戦争と平和(その6):中国の海洋戦略

2015.06.16

南シナ海における中国の強引な埋め立てが、米中の軍事衝突にまで発展しかねない情勢になってきました。
日本から見ると埋め立てはとんでもない侵略行為に思えますが、中国には中国の事情があるわけです。
まず、そこから分析する必要があります。

そもそも、習近平政権になってから声高に語られる中国の海洋戦略とは、いったい何を目的としたものなのでしょうか。
一言で言えば、「中国にとって『自由な海』が欲しい」のです。

この戦略によく似た政策を取ってきた国があります。
旧ソ連および現在のロシアです。
彼らが伝統的に欲してきたのは「不凍港」です。
真冬でも凍ることのない「自由に使える港」という意味です。
ですから、ロシアは伝統的に「南下政策」を取り、戦前は日本とぶつかり、現代ではウクライナ・クリミヤ半島の強制的併合へとつながっているのです。

しかも、両国とも実質的には独裁国家です。
強引な政治に対する国内の反対は、国家権力による暴力で押さえつけています。
また、紛争を抱える他国に対しても軍事力を前面に押し出して威嚇し、時には実力行使で臨みます。

さて、中国に話を戻します。
中国は大国ですが、中国から太平洋を眺めると、鎖のように出口を他国の領土で塞がれていることが分かります。
北東には日本列島が長く伸び、さらに奄美の島々から沖縄、石垣、西表と続き、台湾まで、この鎖はつながっています。
東シナ海は、完全に塞がれているのです。
そして、台湾の南からはフィリピンがつながっています。
多くの島々を抱える同国の領土は以外に広いのです。
さらに、ベトナムがあり、インドネシアがあって、南シナ海も塞がれているのです。
つまり、中国には、太平洋に開いた「自由な海」がないのです。

そこで、中国は、以下のように考えたのです。
最初は小さな島でよいから実効支配しよう。
そうして、次々に島を自国領に組み入れていけば、やがて南シナ海も東シナ海も、我が国にとって「自由な海」となる。
この戦略は、かつて、チベットやウィグルで行ってきた内陸での領土拡張論理であり、実際に、戦後、中国の領土は拡張されてきたのです。

しかし、海では、同じ手法が通用しません。
「密かに少しずつ領土を拡張する」という戦略が取れないからです。
小さな島でも奪取すれば、すぐに目に付きます。
そこで「それでは・・」と、強引な手法に出たわけです。

しかし、尖閣諸島の奪取を目指して、日本に激しい実力行使を続けても、日本は音を上げません。
正規軍による軍事力行使も考えていましたが、日米の軍事協力が強化されたことで、可能性はほとんどなくなりました。
それで矛先を南シナ海に向けたのですが、周辺国に比べて中国は遅れを取っています。
ベトナムやフィリピンが幾つもの島を実効支配していますが、中国が実効支配している島は一つもありません。
仕方なく、島ではない岩礁を占拠し、勝手に埋め立てて領土を拡張していくという戦略を取ったのです。
しかし、これらの岩礁も埋立地も、国際法上は「領土」として認められません。
従って、領海も領空も主張できません。
米国が、公海とみなして海や空でのパトロールを行うと宣言しているのは正当な権利です。
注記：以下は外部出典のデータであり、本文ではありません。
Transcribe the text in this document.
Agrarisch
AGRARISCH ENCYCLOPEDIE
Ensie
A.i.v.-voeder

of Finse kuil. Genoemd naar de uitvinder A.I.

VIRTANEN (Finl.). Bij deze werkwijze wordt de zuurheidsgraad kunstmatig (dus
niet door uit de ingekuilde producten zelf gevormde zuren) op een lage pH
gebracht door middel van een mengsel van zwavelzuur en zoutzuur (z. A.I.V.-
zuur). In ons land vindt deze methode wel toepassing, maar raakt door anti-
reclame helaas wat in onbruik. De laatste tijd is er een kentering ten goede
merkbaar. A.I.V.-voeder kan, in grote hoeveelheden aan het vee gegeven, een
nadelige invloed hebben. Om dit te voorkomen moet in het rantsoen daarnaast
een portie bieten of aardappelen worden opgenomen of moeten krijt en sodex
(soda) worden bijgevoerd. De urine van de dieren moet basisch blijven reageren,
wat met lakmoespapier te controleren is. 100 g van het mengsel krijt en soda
では、中国は、これからどうしようとしているのでしょうか。
それも次号で解説することにします。

(追伸)
書き終わったところに、時事通信の配信が届きました。
中国外務省の報道官が、今の埋め立てに対し、「既定の作業計画に基づき、近く完了する」と述べました。
中国の面子を守るための苦しい言い訳ですが、要は米国の軍事力に屈したということです。
やはり、平和を守るのは、守るに足る軍事力であり、それだけの軍事力を有しない場合は、集団的自衛権によるしかないという現実を見せつけられた思いです。